Apeiron Review | Issue 4

Page 24

Phyllis Green Ilka and Ivan

24

We are squeezed in here like packaged cigars. I only hope Ilka is not taken. Still it feels like a burden is lifted to know little Herman will be cared for by good friends, Betty and John. They have already taken him to England and changed his name to Johnny. I wish my Ilka could have accompanied them but even if she had forged papers, her looks would not pass. She is dark and sad looking. Her desperate eyes with the blueness underneath, her mournful sighs, her tears like afternoon rain, would all be suspect. She cannot laugh playfully like Betty. But of course, Betty would not be mistaken for one of us so laugh she can. The man next to me has let loose his bowels with a squoosh. It is powerful and sickening, but I say nothing. It could also happen to me so who am I to judge. I cover my nose with my left hand. We must bear this conveyance like the canned and smelly sardines that we are and hope for the best. Perhaps the rumors are not true. I am considered healthy. They must have low standards as I feel weak and fevered. The food is scarce and moldy. How can I work? But they tattoo me and send me to bury hundreds of my fellow men lying in deep ditches like pieces of garbage. The smell. I puke. Everyone pukes. We shovel earth onto them.
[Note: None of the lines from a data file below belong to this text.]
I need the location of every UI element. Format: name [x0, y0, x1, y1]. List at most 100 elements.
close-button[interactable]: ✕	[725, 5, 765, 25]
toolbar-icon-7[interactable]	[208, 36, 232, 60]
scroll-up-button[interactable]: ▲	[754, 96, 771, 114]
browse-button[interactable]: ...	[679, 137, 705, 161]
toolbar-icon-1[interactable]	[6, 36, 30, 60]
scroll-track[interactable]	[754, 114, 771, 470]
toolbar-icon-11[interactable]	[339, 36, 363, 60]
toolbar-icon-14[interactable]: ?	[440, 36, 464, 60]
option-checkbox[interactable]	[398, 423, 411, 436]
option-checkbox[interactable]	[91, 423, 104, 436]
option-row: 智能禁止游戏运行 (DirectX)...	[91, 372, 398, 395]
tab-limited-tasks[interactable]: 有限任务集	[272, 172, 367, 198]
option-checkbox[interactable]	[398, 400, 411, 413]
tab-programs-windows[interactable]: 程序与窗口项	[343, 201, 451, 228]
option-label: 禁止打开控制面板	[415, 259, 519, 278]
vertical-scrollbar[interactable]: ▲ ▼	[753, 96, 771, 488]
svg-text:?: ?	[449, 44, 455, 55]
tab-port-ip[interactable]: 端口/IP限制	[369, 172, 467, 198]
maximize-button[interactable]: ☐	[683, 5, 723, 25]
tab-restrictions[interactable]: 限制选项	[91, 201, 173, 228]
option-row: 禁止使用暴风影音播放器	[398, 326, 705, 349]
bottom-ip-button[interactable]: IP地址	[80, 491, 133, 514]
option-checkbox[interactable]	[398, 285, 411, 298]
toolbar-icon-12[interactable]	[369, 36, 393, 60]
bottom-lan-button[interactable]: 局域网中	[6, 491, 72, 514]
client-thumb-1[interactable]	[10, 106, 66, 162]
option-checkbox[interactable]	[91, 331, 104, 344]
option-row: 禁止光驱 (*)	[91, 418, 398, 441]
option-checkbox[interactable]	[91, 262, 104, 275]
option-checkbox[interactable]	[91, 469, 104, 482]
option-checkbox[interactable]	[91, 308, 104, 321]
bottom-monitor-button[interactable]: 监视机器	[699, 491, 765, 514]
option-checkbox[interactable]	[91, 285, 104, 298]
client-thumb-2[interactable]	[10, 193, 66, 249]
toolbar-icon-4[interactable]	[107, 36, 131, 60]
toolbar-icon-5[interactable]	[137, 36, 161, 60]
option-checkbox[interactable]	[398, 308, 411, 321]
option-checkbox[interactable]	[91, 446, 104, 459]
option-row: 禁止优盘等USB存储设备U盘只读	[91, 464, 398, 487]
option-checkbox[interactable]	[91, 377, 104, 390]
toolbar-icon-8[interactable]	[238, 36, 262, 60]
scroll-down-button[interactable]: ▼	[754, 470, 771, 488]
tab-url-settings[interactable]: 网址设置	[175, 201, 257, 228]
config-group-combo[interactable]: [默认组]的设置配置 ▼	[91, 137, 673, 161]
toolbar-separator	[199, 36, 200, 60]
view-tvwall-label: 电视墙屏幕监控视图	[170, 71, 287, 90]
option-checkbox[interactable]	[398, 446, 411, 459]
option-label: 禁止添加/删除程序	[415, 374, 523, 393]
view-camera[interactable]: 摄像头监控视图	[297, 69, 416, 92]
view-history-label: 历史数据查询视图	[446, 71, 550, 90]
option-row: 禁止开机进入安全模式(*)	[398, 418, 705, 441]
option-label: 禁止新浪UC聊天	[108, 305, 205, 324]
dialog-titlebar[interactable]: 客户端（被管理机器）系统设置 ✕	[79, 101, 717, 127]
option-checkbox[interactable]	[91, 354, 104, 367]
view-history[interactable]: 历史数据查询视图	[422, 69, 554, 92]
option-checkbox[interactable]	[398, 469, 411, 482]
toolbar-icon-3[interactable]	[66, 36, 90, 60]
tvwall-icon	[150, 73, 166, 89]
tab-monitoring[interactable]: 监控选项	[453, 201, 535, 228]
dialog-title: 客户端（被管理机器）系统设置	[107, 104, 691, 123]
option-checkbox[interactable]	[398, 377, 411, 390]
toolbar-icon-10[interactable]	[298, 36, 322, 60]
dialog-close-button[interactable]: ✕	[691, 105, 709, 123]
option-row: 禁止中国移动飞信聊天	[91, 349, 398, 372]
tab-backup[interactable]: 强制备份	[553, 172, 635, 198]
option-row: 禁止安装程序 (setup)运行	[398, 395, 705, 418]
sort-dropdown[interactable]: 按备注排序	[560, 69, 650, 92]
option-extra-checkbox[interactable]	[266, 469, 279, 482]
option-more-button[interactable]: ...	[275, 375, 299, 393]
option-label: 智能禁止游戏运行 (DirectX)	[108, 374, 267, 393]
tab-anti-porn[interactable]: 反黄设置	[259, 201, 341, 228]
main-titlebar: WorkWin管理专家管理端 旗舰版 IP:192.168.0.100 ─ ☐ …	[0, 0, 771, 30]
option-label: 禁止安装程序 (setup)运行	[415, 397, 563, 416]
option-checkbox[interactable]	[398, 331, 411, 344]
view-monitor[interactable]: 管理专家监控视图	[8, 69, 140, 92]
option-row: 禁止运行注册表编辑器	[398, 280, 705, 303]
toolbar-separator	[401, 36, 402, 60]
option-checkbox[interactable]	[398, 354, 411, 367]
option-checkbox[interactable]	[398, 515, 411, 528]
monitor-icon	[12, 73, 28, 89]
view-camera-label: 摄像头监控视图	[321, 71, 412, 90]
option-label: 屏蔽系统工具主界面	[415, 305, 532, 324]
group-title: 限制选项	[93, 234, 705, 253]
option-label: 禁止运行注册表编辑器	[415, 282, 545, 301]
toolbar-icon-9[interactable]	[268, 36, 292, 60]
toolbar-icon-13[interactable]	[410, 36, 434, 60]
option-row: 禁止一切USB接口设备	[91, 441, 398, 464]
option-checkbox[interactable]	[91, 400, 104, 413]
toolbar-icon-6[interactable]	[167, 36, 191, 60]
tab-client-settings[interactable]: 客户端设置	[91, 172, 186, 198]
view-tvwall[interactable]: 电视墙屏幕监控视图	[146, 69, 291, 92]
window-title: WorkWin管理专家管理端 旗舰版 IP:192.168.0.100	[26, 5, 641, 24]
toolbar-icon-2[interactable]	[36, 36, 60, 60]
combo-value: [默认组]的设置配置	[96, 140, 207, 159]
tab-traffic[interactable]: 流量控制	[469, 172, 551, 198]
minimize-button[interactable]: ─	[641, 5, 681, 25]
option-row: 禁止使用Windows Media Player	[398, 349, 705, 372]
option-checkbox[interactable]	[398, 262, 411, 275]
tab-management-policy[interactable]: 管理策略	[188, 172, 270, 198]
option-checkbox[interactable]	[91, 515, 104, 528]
They are heaped together like dead rats. Once they were my neighbors, your neighbors, friends who drank and cursed. They told jokes and guffawed. They pissed in the woods. Maybe they spit in your face. They were not perfect. They were human. But now, they are massed together to rot because someone thinks it is the right thing to do. At night, when it is that I can sleep, I dream that I am tossing dirt on Ilka. I see her face in the dead masses in the hole. I wake up in sweat and terror. Where are you, my evening star?